Studiolum, as you are a man of many tongues, I am surprised not to have found in your selection the beauty of this shop bit.ly/o9fbFD http://bit.ly/o6vAuB which I could behold in my visit to the city last year.

Studiolum dijo...

Thank you very much for the fascinating photos! The truth is that I do not remember the shop. Where is it exactly? as I’d like to include it in the map.

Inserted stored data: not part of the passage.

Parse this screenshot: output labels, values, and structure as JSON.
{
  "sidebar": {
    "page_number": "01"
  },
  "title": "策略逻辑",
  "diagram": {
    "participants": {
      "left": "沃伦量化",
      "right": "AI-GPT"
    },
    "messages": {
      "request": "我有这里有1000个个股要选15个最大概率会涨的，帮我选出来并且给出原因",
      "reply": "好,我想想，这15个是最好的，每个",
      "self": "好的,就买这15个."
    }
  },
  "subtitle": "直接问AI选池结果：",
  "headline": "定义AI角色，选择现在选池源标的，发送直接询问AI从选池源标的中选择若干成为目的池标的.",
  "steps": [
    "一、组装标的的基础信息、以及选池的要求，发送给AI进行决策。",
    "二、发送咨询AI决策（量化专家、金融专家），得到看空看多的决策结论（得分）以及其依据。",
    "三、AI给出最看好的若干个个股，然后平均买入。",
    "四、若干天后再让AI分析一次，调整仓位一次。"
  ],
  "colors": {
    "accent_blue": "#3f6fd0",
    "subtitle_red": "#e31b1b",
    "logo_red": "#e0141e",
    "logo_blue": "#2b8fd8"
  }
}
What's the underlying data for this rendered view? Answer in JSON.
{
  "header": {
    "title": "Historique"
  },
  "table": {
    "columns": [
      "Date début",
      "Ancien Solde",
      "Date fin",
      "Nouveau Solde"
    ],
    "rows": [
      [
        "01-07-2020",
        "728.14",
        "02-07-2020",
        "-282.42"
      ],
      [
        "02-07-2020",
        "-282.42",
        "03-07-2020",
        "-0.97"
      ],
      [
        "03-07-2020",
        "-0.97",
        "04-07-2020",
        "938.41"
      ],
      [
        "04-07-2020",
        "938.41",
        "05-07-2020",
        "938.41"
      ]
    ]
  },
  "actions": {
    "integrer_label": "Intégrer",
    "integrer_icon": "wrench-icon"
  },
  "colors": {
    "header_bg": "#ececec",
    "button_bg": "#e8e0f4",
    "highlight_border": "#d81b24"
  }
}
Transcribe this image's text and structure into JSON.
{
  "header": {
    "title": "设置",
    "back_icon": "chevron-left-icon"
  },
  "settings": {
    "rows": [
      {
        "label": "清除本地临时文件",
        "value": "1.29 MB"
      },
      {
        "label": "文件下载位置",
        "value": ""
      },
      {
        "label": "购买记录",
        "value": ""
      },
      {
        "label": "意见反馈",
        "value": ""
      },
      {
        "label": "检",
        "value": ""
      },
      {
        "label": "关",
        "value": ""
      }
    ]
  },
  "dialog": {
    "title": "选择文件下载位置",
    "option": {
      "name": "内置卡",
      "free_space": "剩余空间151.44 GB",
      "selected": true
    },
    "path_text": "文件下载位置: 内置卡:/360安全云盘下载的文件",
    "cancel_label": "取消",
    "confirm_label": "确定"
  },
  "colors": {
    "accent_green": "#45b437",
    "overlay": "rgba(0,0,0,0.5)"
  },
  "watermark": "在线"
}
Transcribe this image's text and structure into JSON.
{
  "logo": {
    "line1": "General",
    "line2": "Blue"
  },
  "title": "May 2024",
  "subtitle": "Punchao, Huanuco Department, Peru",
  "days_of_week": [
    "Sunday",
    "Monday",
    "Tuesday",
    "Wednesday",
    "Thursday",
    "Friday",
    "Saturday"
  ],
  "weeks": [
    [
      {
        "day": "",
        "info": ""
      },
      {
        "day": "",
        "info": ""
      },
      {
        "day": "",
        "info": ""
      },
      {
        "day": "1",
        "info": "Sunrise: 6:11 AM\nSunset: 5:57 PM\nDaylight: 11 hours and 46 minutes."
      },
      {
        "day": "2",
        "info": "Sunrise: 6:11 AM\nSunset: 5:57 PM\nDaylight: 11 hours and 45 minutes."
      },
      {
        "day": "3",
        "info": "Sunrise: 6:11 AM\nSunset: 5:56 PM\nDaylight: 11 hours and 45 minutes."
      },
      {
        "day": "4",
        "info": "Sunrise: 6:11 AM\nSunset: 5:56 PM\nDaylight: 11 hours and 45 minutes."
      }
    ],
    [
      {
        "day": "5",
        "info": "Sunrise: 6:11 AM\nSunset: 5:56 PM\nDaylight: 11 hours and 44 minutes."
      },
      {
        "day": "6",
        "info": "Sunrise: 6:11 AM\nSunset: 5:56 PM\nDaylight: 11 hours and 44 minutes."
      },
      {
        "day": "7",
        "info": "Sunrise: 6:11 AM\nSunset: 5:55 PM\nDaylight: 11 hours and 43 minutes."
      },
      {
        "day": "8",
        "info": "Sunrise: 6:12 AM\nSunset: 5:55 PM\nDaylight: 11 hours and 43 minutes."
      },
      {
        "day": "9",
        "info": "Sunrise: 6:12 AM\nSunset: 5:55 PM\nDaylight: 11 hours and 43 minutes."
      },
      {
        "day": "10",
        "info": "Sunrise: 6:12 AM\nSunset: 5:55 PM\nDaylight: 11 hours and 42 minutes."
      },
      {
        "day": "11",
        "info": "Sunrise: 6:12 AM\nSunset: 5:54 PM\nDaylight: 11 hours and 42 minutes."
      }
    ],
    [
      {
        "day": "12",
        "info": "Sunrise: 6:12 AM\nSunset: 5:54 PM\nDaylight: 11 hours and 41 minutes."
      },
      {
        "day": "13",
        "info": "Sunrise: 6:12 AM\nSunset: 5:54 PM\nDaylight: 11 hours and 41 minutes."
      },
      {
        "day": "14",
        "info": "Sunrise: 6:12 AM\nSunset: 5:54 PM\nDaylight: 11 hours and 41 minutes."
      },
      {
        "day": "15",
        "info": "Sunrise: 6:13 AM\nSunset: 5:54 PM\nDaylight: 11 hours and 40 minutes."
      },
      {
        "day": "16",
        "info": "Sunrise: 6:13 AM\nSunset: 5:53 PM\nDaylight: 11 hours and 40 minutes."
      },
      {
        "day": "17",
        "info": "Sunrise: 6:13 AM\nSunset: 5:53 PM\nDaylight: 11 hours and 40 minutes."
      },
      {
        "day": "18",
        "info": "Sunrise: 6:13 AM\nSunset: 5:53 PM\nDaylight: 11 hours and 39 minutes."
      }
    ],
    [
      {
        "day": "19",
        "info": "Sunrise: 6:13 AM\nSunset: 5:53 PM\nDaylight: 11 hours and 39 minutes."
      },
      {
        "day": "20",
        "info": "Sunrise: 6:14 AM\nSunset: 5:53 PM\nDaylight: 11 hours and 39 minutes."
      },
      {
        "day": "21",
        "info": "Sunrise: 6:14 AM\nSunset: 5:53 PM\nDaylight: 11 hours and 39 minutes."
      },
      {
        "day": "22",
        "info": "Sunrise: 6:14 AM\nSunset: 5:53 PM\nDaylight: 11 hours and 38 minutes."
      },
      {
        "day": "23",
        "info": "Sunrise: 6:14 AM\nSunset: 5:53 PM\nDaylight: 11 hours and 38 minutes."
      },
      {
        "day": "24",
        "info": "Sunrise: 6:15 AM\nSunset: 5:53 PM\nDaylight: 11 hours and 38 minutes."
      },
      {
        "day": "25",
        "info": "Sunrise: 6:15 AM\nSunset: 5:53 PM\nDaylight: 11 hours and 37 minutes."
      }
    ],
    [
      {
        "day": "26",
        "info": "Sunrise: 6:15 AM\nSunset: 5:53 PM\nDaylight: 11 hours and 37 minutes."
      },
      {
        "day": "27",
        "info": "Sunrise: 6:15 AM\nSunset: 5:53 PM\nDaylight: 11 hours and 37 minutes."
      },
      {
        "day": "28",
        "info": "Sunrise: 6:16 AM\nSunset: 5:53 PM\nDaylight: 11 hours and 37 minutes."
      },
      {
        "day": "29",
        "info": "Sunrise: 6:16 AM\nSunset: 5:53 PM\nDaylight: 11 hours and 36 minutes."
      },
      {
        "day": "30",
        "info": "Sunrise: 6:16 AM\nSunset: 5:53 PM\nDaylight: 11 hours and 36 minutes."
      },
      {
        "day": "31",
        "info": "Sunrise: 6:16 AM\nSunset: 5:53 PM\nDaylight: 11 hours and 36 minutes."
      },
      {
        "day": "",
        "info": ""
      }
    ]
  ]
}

And thank you for the reference to your wonderful blog. I have just read its exhaustively informative posts on the Ukraine, and will go on with the rest.

Effe dijo...

So nice, Magritte in L’vov.
(listening to René and Georgette Magritte with their dog after the war, by Paul Simon)
We’re ready for Galicia, now.

Anónimo dijo...

Thanks for reading me. Paraphrasing Borges I am not specially proud of the blogs I wrote, but I am really proud of the ones I read and this one has a dear place among them.

The shop is in the corner between курбаса and тиктора, very close to Svobody avenue. You can indeed use my shot. I send you this link to Panoramio, so that you can see a better-quality picture and the exact position of the shop in the map. http://www.panoramio.com/photo/41626403

walter dijo...

It's depressing to see the swastika defacing the memorial to the Golden Rose Synagogue. Omer Bartov (Erased, 2007) writes "The site of the temple seems to be a popular nighttime hangout, as indicated by the empty beer bottles and other garbage strewn in the shallow pit next to the only remaining wall". The Wikipedia picture (2008) of the memorial is graffiti-free. Bartov also captures other traces, a doorway with mezuzah markings and the remains of a store sign in Yiddish, Polish and Hebrew. All to finally disappear at the next renovation.

Gio Ve dijo...

This is a greatest city. Events happened here in the last 100 years cannot happen everywhere else in a million years.
Lwów is the only town in Ukraine that in Italy is called with an Italian name: LEOPOLI.
All good wishes and congratulations indeed!